ICMS na Remessa para Testes em Santa Catarina: Quando Não Incide o Imposto
- Larissa Marcomini da Silva
- há 2 dias
- 2 min de leitura

A remessa de mercadorias para testes técnicos ou de qualidade tem tratamento específico na legislação do ICMS em Santa Catarina. Neste artigo, analisamos os critérios que afastam a incidência do imposto e como deve ser documentada essa operação.
No cenário tributário catarinense, a saída de bens móveis entre estabelecimentos é, em regra, fato gerador do ICMS. No entanto, operações sem finalidade comercial, como remessas para testes de funcionalidade ou avaliação técnica, exigem atenção redobrada do contribuinte quanto à correta classificação fiscal. O Regulamento do ICMS de Santa Catarina (RICMS-SC/2001) e a interpretação da administração tributária trazem exceções relevantes que impactam diretamente o recolhimento do imposto.
A remessa de um item apenas para ser testado, sem qualquer expectativa de venda ou circulação econômica, não configura mercadoria, mas sim bem móvel. Nessa lógica, a ausência de mercancia — ou seja, de finalidade comercial — descaracteriza a operação como fato gerador do ICMS.
De acordo com interpretação consolidada pela própria autoridade fiscal catarinense, fica afastada a incidência do imposto nos seguintes casos:
O produto será avaliado por engenheiros, técnicos ou instaladores e não retornará ao estabelecimento;
A mercadoria se tornará inservível após o teste;
Não ocorrerá nenhuma operação subsequente de venda.
Como emitir a nota fiscal de remessa para teste
Mesmo que o ICMS não incida, a operação deve ser corretamente documentada:
CFOP: 5.949 (operação interna) ou 6.949 (operação interestadual);
Natureza da operação: “Remessa para teste (ensaio etc.)”;
CST: 050– Não tributada;
Código de Benefício fiscal: SC840023 - RICMS/SC-01, Anexo 6, Art. 289
Informações complementares: indicar que a remessa não tem fins comerciais e que os produtos não retornarão ao estabelecimento.

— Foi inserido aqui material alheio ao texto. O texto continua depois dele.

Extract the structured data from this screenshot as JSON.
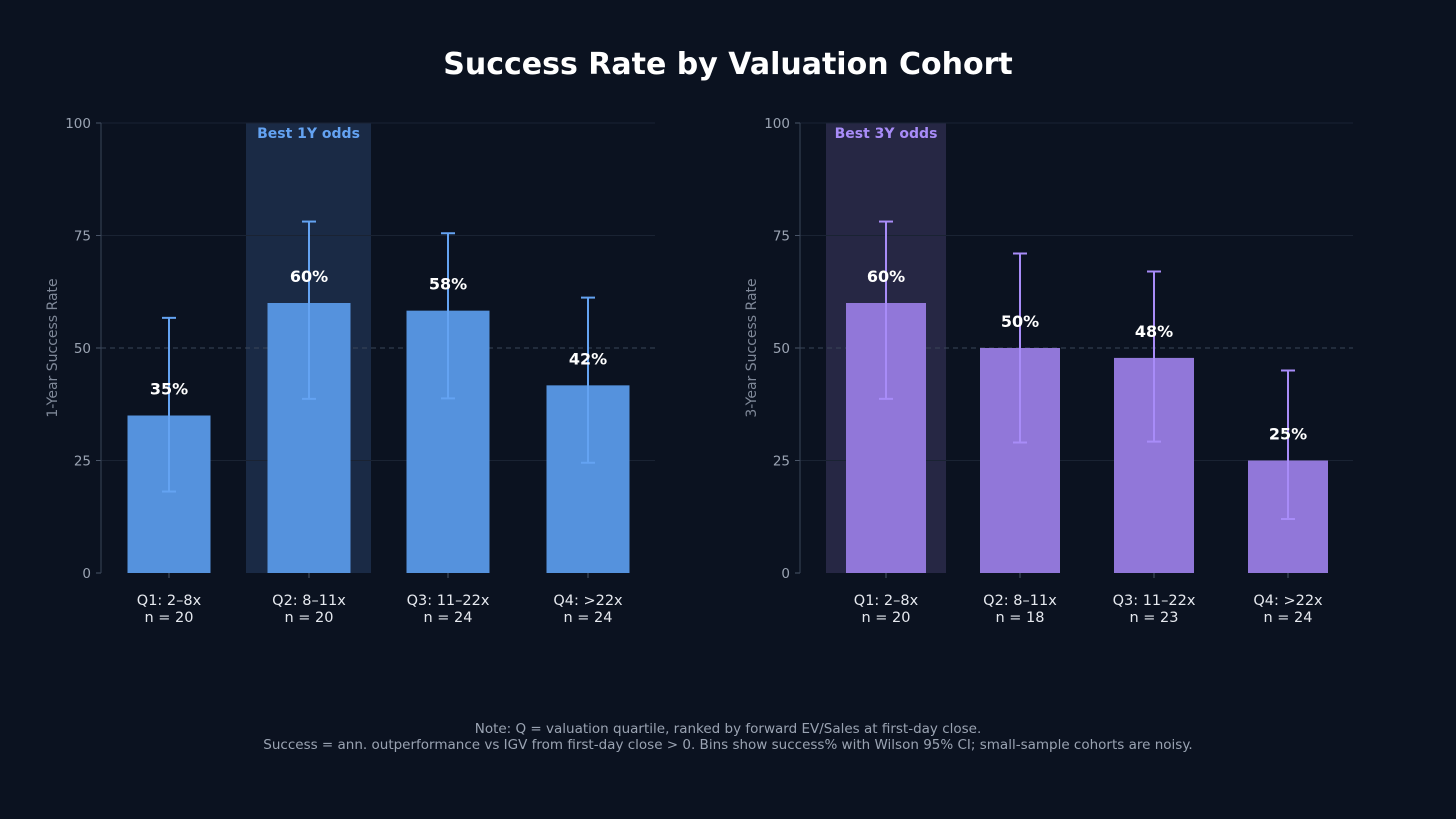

Importante destacar que o erro na emissão da nota pode induzir à cobrança indevida do ICMS ou a autuações fiscais, mesmo que a operação esteja amparada pela não incidência.
O tratamento inadequado da remessa para testes pode gerar os seguintes impactos:
Tributação indevida: pagamento desnecessário de ICMS em operação não tributável;
Perda de créditos fiscais: estorno obrigatório de insumos, caso não se opte por tributação sobre o custo;
Risco fiscal: inconsistências na escrituração fiscal podem resultar em autuações, penalidades e necessidade de retificações;
Insegurança na apuração: falta de padronização interna compromete a governança contábil.
Recomenda-se que a empresa:
Revise seus procedimentos fiscais internos à luz do RICMS-SC/2001;
Formalize rotinas para identificar as remessas que não configuram circulação econômica;
Treine sua equipe fiscal quanto à correta emissão do documento eletrônico;
Registre detalhadamente a finalidade do envio (teste, ensaio, avaliação etc.) nos campos próprios da NF-e;
Considere, em alguns casos, utilizar o valor de custo como base de cálculo simbólica, anulando o crédito do ICMS incidente na entrada.
A remessa de produtos para testes, quando desprovida de caráter comercial, não deve ser tratada como circulação de mercadorias. Adotar o entendimento técnico mais atual, respaldado pelas consultas tributárias e pela regulamentação estadual, permite à empresa operar com segurança, evitar custos desnecessários e fortalecer sua governança fiscal.